When I was in southern Pakistan, continuing my pursuit of tracking access to water amongst women and children in desert areas, there were always things outside my project work that I felt spoke softer but more profoundly about life. Sometimes I felt like these were my own memories and I was photographing my childhood: climbing trees with my best friend.

Sierra Leone was the first country I began my fifteen-year project on water. I spent a month in the capital Freetown during a cholera outbreak that struck West Africa in 2012. Water and sanitation are intertwined, as chronic infrastructure mismanagement can contribute to the spread of malaria and cholera.

Not all of my work is from my Water project. I try to photograph my personal life, during travels and holidays, relationships and road trips, not to always show but to remember. These pictures are often feelings of love, of memories of a person I’ve shared my life with. Here, my bedroom on the sea in Croatia.

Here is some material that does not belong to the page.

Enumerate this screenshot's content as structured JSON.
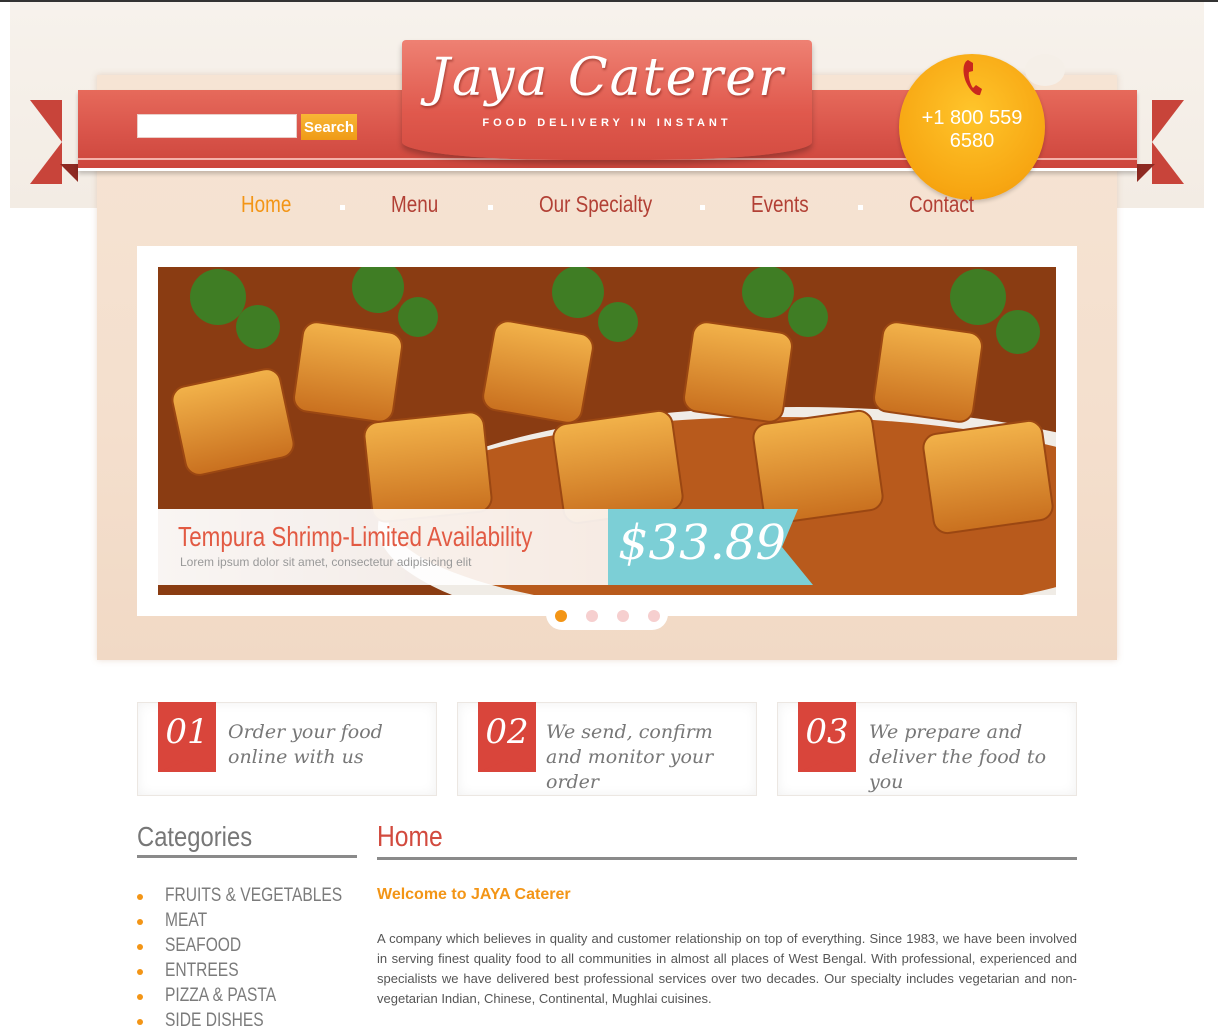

Northern Sweden during midsummer on a lake. When going through my archives, I’ve seen that I photograph more clearly, more freely, being near or next to water. Going through my negative archives is like moving between years of my life summed up in far horizons, nostalgic memory and unnamed skies.

This is from right before a rainstorm in the summer at a lake in Liepnitzsee, not far from where I live in Berlin, Germany. Some friends and I had camped, swam, drank in boats and leapt off ropes. At a time when I’m traveling half the year on the road for my work, I’ve found that these places and times are the closest thing to a feeling of home.

Last year I traveled down the Yangtze River in China with a dear friend, @nikokoppel. The experience of working on my Water project with a close buddy, drifting through a culture and country that’s rapidly transforming, experiencing and learning, is the space in which I can make my best work as a photographer.